I’m here in lovely Cambridge for the winter GNOME docs hackfest. This time, the docs team is sharing a room with the Developer Experience (DX) hackfest, which provides us with a great opportunity to reach out to GNOME developers for expert’s advice.

Yesterday, Christian Hergert presented a new GNOME IDE in development, called Builder:

Builder comes with a feature-rich text editor that can also be useful for documentation writers who often author documents in XML.

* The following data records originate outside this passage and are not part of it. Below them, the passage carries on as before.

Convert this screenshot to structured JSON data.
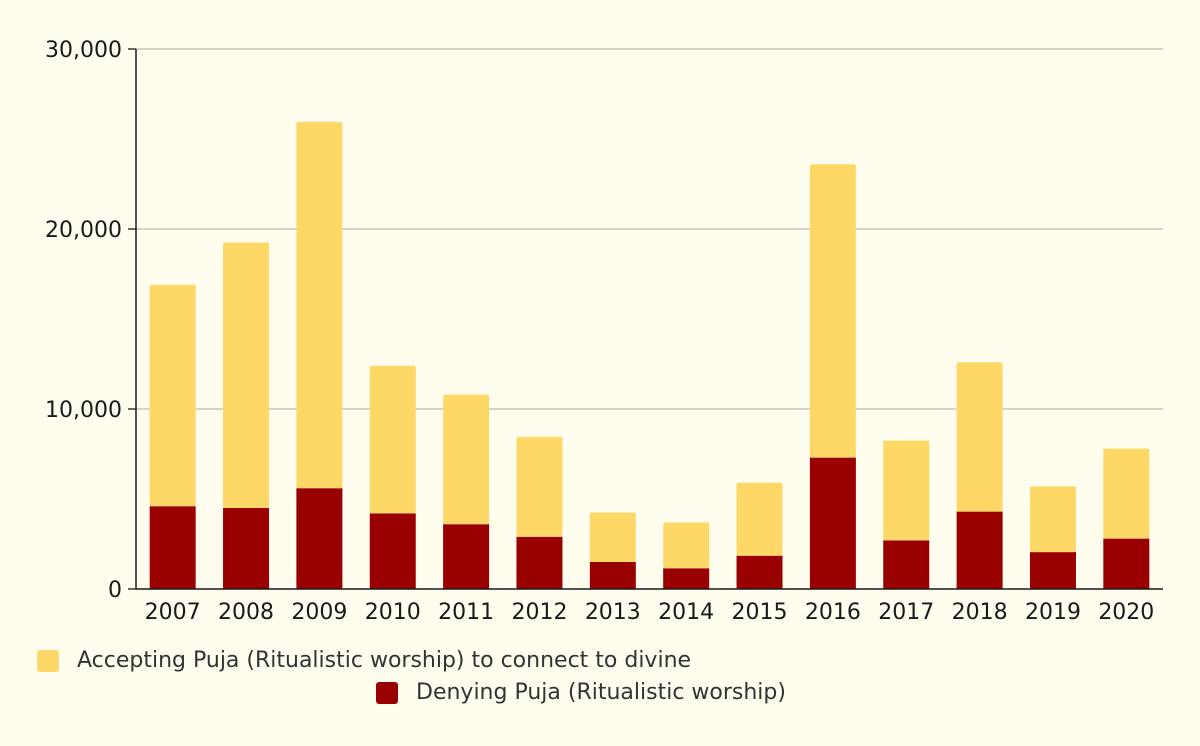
{
  "chart_data": {
    "type": "bar",
    "stacked": true,
    "categories": [
      "2007",
      "2008",
      "2009",
      "2010",
      "2011",
      "2012",
      "2013",
      "2014",
      "2015",
      "2016",
      "2017",
      "2018",
      "2019",
      "2020"
    ],
    "series": [
      {
        "name": "Denying Puja (Ritualistic worship)",
        "color": "#990000",
        "values": [
          4600,
          4500,
          5600,
          4200,
          3600,
          2900,
          1500,
          1150,
          1850,
          7300,
          2700,
          4300,
          2050,
          2800
        ]
      },
      {
        "name": "Accepting Puja (Ritualistic worship) to connect to divine",
        "color": "#fdd867",
        "values": [
          12300,
          14750,
          20350,
          8200,
          7200,
          5550,
          2750,
          2550,
          4050,
          16300,
          5550,
          8300,
          3650,
          5000
        ]
      }
    ],
    "ylim": [
      0,
      30000
    ],
    "yticks": [
      0,
      10000,
      20000,
      30000
    ],
    "ytick_labels": [
      "0",
      "10,000",
      "20,000",
      "30,000"
    ],
    "grid": true,
    "legend_position": "bottom"
  },
  "legend": {
    "accepting_label": "Accepting Puja (Ritualistic worship) to connect to divine",
    "denying_label": "Denying Puja (Ritualistic worship)"
  }
}
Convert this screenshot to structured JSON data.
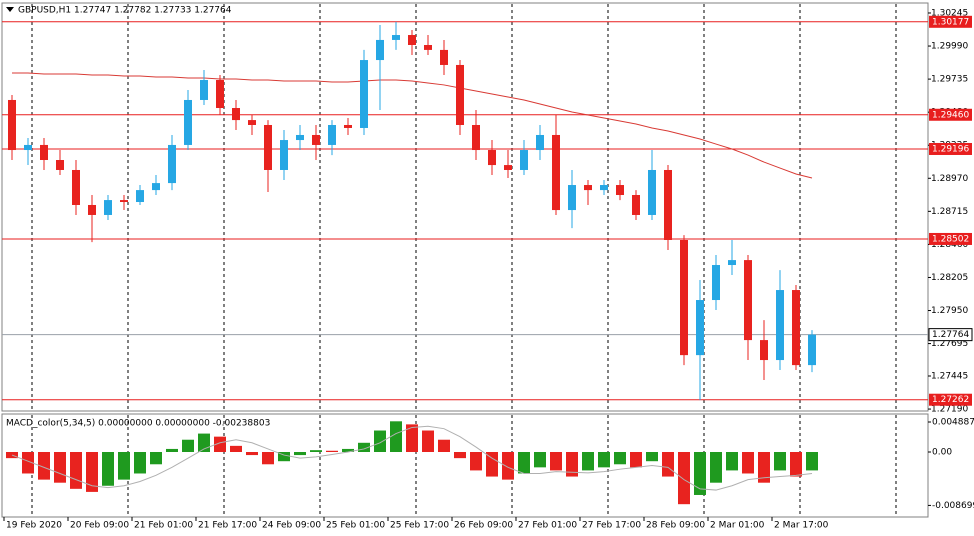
{
  "chart_data": [
    {
      "type": "candlestick",
      "title": "GBPUSD,H1 1.27747 1.27782 1.27733 1.27764",
      "categories": [
        "19 Feb 2020",
        null,
        null,
        null,
        "20 Feb 09:00",
        null,
        null,
        null,
        "21 Feb 01:00",
        null,
        null,
        null,
        "21 Feb 17:00",
        null,
        null,
        null,
        "24 Feb 09:00",
        null,
        null,
        null,
        "25 Feb 01:00",
        null,
        null,
        null,
        "25 Feb 17:00",
        null,
        null,
        null,
        "26 Feb 09:00",
        null,
        null,
        null,
        "27 Feb 01:00",
        null,
        null,
        null,
        "27 Feb 17:00",
        null,
        null,
        null,
        "28 Feb 09:00",
        null,
        null,
        null,
        "2 Mar 01:00",
        null,
        null,
        null,
        "2 Mar 17:00",
        null,
        null
      ],
      "ohlc": [
        [
          1.29574,
          1.29612,
          1.29111,
          1.29188
        ],
        [
          1.29188,
          1.29281,
          1.29072,
          1.29227
        ],
        [
          1.29227,
          1.29281,
          1.29034,
          1.29111
        ],
        [
          1.29111,
          1.29188,
          1.28995,
          1.29034
        ],
        [
          1.29034,
          1.29111,
          1.28687,
          1.28764
        ],
        [
          1.28764,
          1.28841,
          1.28478,
          1.28687
        ],
        [
          1.28687,
          1.28841,
          1.28648,
          1.28802
        ],
        [
          1.28802,
          1.28841,
          1.28725,
          1.28787
        ],
        [
          1.28787,
          1.28918,
          1.28764,
          1.28879
        ],
        [
          1.28879,
          1.28995,
          1.28841,
          1.28933
        ],
        [
          1.28933,
          1.29304,
          1.28879,
          1.29227
        ],
        [
          1.29227,
          1.29651,
          1.29188,
          1.29574
        ],
        [
          1.29574,
          1.29805,
          1.29535,
          1.29728
        ],
        [
          1.29728,
          1.29767,
          1.29458,
          1.29512
        ],
        [
          1.29512,
          1.29574,
          1.29342,
          1.29419
        ],
        [
          1.29419,
          1.29458,
          1.29304,
          1.29381
        ],
        [
          1.29381,
          1.29419,
          1.28864,
          1.29034
        ],
        [
          1.29034,
          1.29342,
          1.28957,
          1.29265
        ],
        [
          1.29265,
          1.29381,
          1.29188,
          1.29304
        ],
        [
          1.29304,
          1.29381,
          1.29111,
          1.29227
        ],
        [
          1.29227,
          1.29419,
          1.29149,
          1.29381
        ],
        [
          1.29381,
          1.29435,
          1.29304,
          1.29358
        ],
        [
          1.29358,
          1.2996,
          1.29304,
          1.29882
        ],
        [
          1.29882,
          1.30152,
          1.29497,
          1.30037
        ],
        [
          1.30037,
          1.30176,
          1.2996,
          1.30075
        ],
        [
          1.30075,
          1.30114,
          1.29921,
          1.29998
        ],
        [
          1.29998,
          1.30075,
          1.29921,
          1.2996
        ],
        [
          1.2996,
          1.30037,
          1.29767,
          1.29844
        ],
        [
          1.29844,
          1.29882,
          1.29304,
          1.29381
        ],
        [
          1.29381,
          1.29497,
          1.29111,
          1.29188
        ],
        [
          1.29188,
          1.29265,
          1.28995,
          1.29072
        ],
        [
          1.29072,
          1.29188,
          1.28972,
          1.29034
        ],
        [
          1.29034,
          1.29265,
          1.28995,
          1.29188
        ],
        [
          1.29188,
          1.29381,
          1.29111,
          1.29304
        ],
        [
          1.29304,
          1.29458,
          1.28687,
          1.28725
        ],
        [
          1.28725,
          1.29034,
          1.28586,
          1.28918
        ],
        [
          1.28918,
          1.28957,
          1.28764,
          1.28879
        ],
        [
          1.28879,
          1.28957,
          1.28841,
          1.28918
        ],
        [
          1.28918,
          1.28957,
          1.28802,
          1.28841
        ],
        [
          1.28841,
          1.28879,
          1.28648,
          1.28687
        ],
        [
          1.28687,
          1.29188,
          1.28648,
          1.29034
        ],
        [
          1.29034,
          1.29072,
          1.28417,
          1.28494
        ],
        [
          1.28494,
          1.28532,
          1.27529,
          1.27606
        ],
        [
          1.27606,
          1.28185,
          1.27259,
          1.28031
        ],
        [
          1.28031,
          1.28378,
          1.27954,
          1.28301
        ],
        [
          1.28301,
          1.28494,
          1.28224,
          1.28339
        ],
        [
          1.28339,
          1.28378,
          1.27568,
          1.27722
        ],
        [
          1.27722,
          1.27876,
          1.27414,
          1.27568
        ],
        [
          1.27568,
          1.28262,
          1.27491,
          1.28108
        ],
        [
          1.28108,
          1.28147,
          1.27491,
          1.27529
        ],
        [
          1.27529,
          1.27799,
          1.27475,
          1.27764
        ]
      ],
      "ma": [
        1.29782,
        1.29782,
        1.29774,
        1.29774,
        1.29774,
        1.29767,
        1.29767,
        1.29759,
        1.29759,
        1.29751,
        1.29751,
        1.29744,
        1.29744,
        1.29736,
        1.29736,
        1.29728,
        1.29728,
        1.2972,
        1.2972,
        1.2972,
        1.29713,
        1.29713,
        1.2972,
        1.29728,
        1.29728,
        1.2972,
        1.29705,
        1.2969,
        1.29666,
        1.29643,
        1.2962,
        1.29597,
        1.29574,
        1.29543,
        1.29512,
        1.29481,
        1.29458,
        1.29435,
        1.29412,
        1.29389,
        1.29358,
        1.29335,
        1.29304,
        1.29273,
        1.29234,
        1.29196,
        1.29149,
        1.29095,
        1.29049,
        1.29003,
        1.28972
      ],
      "up_color": "#26a7e4",
      "down_color": "#e8231f",
      "ma_color": "#d83a34",
      "level_color": "#e81e1e",
      "ylim": [
        1.27175,
        1.30322
      ],
      "yticks": [
        1.30245,
        {
          "value": 1.2999,
          "label": "1.29990"
        },
        1.29735,
        {
          "value": 1.2948,
          "label": "1.29480"
        },
        1.29225,
        {
          "value": 1.2897,
          "label": "1.28970"
        },
        1.28715,
        {
          "value": 1.2846,
          "label": "1.28460"
        },
        1.28205,
        {
          "value": 1.2795,
          "label": "1.27950"
        },
        1.27695,
        1.27445,
        {
          "value": 1.2719,
          "label": "1.27190"
        }
      ],
      "levels": [
        1.30177,
        {
          "value": 1.2946,
          "label": "1.29460"
        },
        1.29196,
        1.28502,
        1.27262
      ],
      "last_price": 1.27764
    },
    {
      "type": "macd",
      "title": "MACD_color(5,34,5) 0.00000000 0.00000000 -0.00238803",
      "values": [
        -0.001,
        -0.0035,
        -0.0045,
        -0.005,
        -0.006,
        -0.0065,
        -0.0055,
        -0.0045,
        -0.0035,
        -0.002,
        0.0005,
        0.002,
        0.003,
        0.0025,
        0.001,
        -0.0005,
        -0.002,
        -0.0015,
        -0.0005,
        0.0003,
        0.0002,
        0.0005,
        0.0015,
        0.0035,
        0.005,
        0.0045,
        0.0035,
        0.002,
        -0.001,
        -0.003,
        -0.004,
        -0.0045,
        -0.0035,
        -0.0025,
        -0.003,
        -0.004,
        -0.003,
        -0.0025,
        -0.002,
        -0.0025,
        -0.0015,
        -0.004,
        -0.0085,
        -0.007,
        -0.005,
        -0.003,
        -0.0035,
        -0.005,
        -0.003,
        -0.004,
        -0.003
      ],
      "colors": [
        "#e8231f",
        "#e8231f",
        "#e8231f",
        "#e8231f",
        "#e8231f",
        "#e8231f",
        "#1f9a1f",
        "#1f9a1f",
        "#1f9a1f",
        "#1f9a1f",
        "#1f9a1f",
        "#1f9a1f",
        "#1f9a1f",
        "#e8231f",
        "#e8231f",
        "#e8231f",
        "#e8231f",
        "#1f9a1f",
        "#1f9a1f",
        "#1f9a1f",
        "#e8231f",
        "#1f9a1f",
        "#1f9a1f",
        "#1f9a1f",
        "#1f9a1f",
        "#e8231f",
        "#e8231f",
        "#e8231f",
        "#e8231f",
        "#e8231f",
        "#e8231f",
        "#e8231f",
        "#1f9a1f",
        "#1f9a1f",
        "#e8231f",
        "#e8231f",
        "#1f9a1f",
        "#1f9a1f",
        "#1f9a1f",
        "#e8231f",
        "#1f9a1f",
        "#e8231f",
        "#e8231f",
        "#1f9a1f",
        "#1f9a1f",
        "#1f9a1f",
        "#e8231f",
        "#e8231f",
        "#1f9a1f",
        "#e8231f",
        "#1f9a1f"
      ],
      "signal": [
        -0.0005,
        -0.0015,
        -0.0025,
        -0.0035,
        -0.0045,
        -0.0055,
        -0.0058,
        -0.0055,
        -0.0048,
        -0.0038,
        -0.0025,
        -0.001,
        0.0005,
        0.0015,
        0.002,
        0.0015,
        0.0005,
        -0.0005,
        -0.001,
        -0.0008,
        -0.0004,
        0,
        0.0005,
        0.0015,
        0.003,
        0.004,
        0.0042,
        0.0038,
        0.0025,
        0.0008,
        -0.001,
        -0.0025,
        -0.0035,
        -0.0035,
        -0.0032,
        -0.0033,
        -0.0034,
        -0.0032,
        -0.0028,
        -0.0025,
        -0.0022,
        -0.0025,
        -0.0045,
        -0.006,
        -0.0062,
        -0.0055,
        -0.0045,
        -0.0042,
        -0.004,
        -0.0038,
        -0.0035
      ],
      "signal_color": "#b0b0b0",
      "ylim": [
        -0.010588,
        0.00619
      ],
      "yticks": [
        0.0048871,
        {
          "value": 0,
          "label": "0.00"
        },
        -0.0086993
      ]
    }
  ]
}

Cosimo Cecchi showed us some of the downstream changes the Endless team made to gnome-user-docs and gnome-getting-started-docs. For me, personally, the most interesting part was their feedback on the GNOME docs style and content. Endless seem to target their product to a slightly different customer, still, they appear to have data on their users that the upstream project lacks. The GNOME help suite, written by different authors and in different style over the course of many years, is actually targeted at multiple audiences, spanning from quite inexperienced desktop end-users to skilled users who need to troubleshoot VMs in GNOME Boxes.

Shaun McCance showcased some of the cool features of Ducktype, a new lightweight syntax for Mallard. Although still a work in progress, this new syntax brings to the world of Mallard docs the flexibility of formats such as AsciiDoc or Markdown, which are now gaining strong popularity in both the developer and technical communication communities.

The docs team focused on squashing the bugs filed against GNOME Help and application help, and on content improvements in different areas of the desktop documentation stack. Jim Campbell worked on changing the structure and layout of Files help. He also worked with Jana Svarova on VPN docs for the GNOME sysadmin guide. Jana went through the docs feedback ML archives, responding to user comments and filing new bugs. Kat worked on application help with Jim and fixed a couple of bugs in gnome-user-docs. I worked on triaging docs bugs, and then on reviewing and updating some parts of GNOME Help and the sysadmin guide.

I would like to thank Collabora for providing the venue and catering, Kat and Philip Withnall for running the hackfests, and the GNOME Foundation for sponsoring me.

It’s been great to see old and new faces from the community, now off to Brussels for FOSDEM, then back to Brno for DevConf!